Google has, over the past year, put less and less of a priority on the Assistant. As our Abner Li recently detailed, the company pulled back on some Assistant projects such as Snapshot, Driving Mode, and Memory. Meanwhile, a report claimed that Amazon Alexa (and its hardware) loses upwards of $10 billion per year despite having over 70 million users, about 10 million behind Google Assistant.
With that in mind, some have wondered what the future of voice control for smart home devices might look like.
Home Assistant, for those unfamiliar, is an open-source tool used to control smart home devices over your local network, rather than requiring on cloud services. It works across many different devices and allows for in-depth automation as well.
The team behind Home Assistant, as reported by ArsTechnica, is now looking to take on the challenge of a voice assistant.
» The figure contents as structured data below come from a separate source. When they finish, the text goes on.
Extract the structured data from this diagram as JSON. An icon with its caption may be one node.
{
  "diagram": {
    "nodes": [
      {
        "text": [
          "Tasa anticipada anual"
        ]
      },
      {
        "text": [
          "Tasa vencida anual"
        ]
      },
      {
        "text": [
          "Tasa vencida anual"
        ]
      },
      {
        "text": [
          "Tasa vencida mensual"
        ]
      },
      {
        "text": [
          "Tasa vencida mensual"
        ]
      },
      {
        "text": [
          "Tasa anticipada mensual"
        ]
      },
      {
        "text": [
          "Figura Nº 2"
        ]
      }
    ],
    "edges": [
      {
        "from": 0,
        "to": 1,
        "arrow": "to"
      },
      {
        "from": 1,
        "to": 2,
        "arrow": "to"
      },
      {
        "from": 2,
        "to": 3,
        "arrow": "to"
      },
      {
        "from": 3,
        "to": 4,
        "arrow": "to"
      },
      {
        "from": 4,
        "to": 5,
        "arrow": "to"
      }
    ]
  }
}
The project is being based on “Rhasspy,” an open-source local voice assistant that has already been in development. The lead developer of that project has moved to Home Assistant full-time to work on the project. Rhasspy already supports 16 languages and the hope is to support all 62 languages that Home Assistant already supports in time.
When it does come to life, the goal of this project is to focus on the smart home only. This won’t compete with Google Assistant, Siri, or Alexa when it comes to web searches, calls, and other similar features. This is a decision being made in part to keep the project “manageable.”
It’s an ambitious project to say the least, but one we’ll be curious to see the end product in time.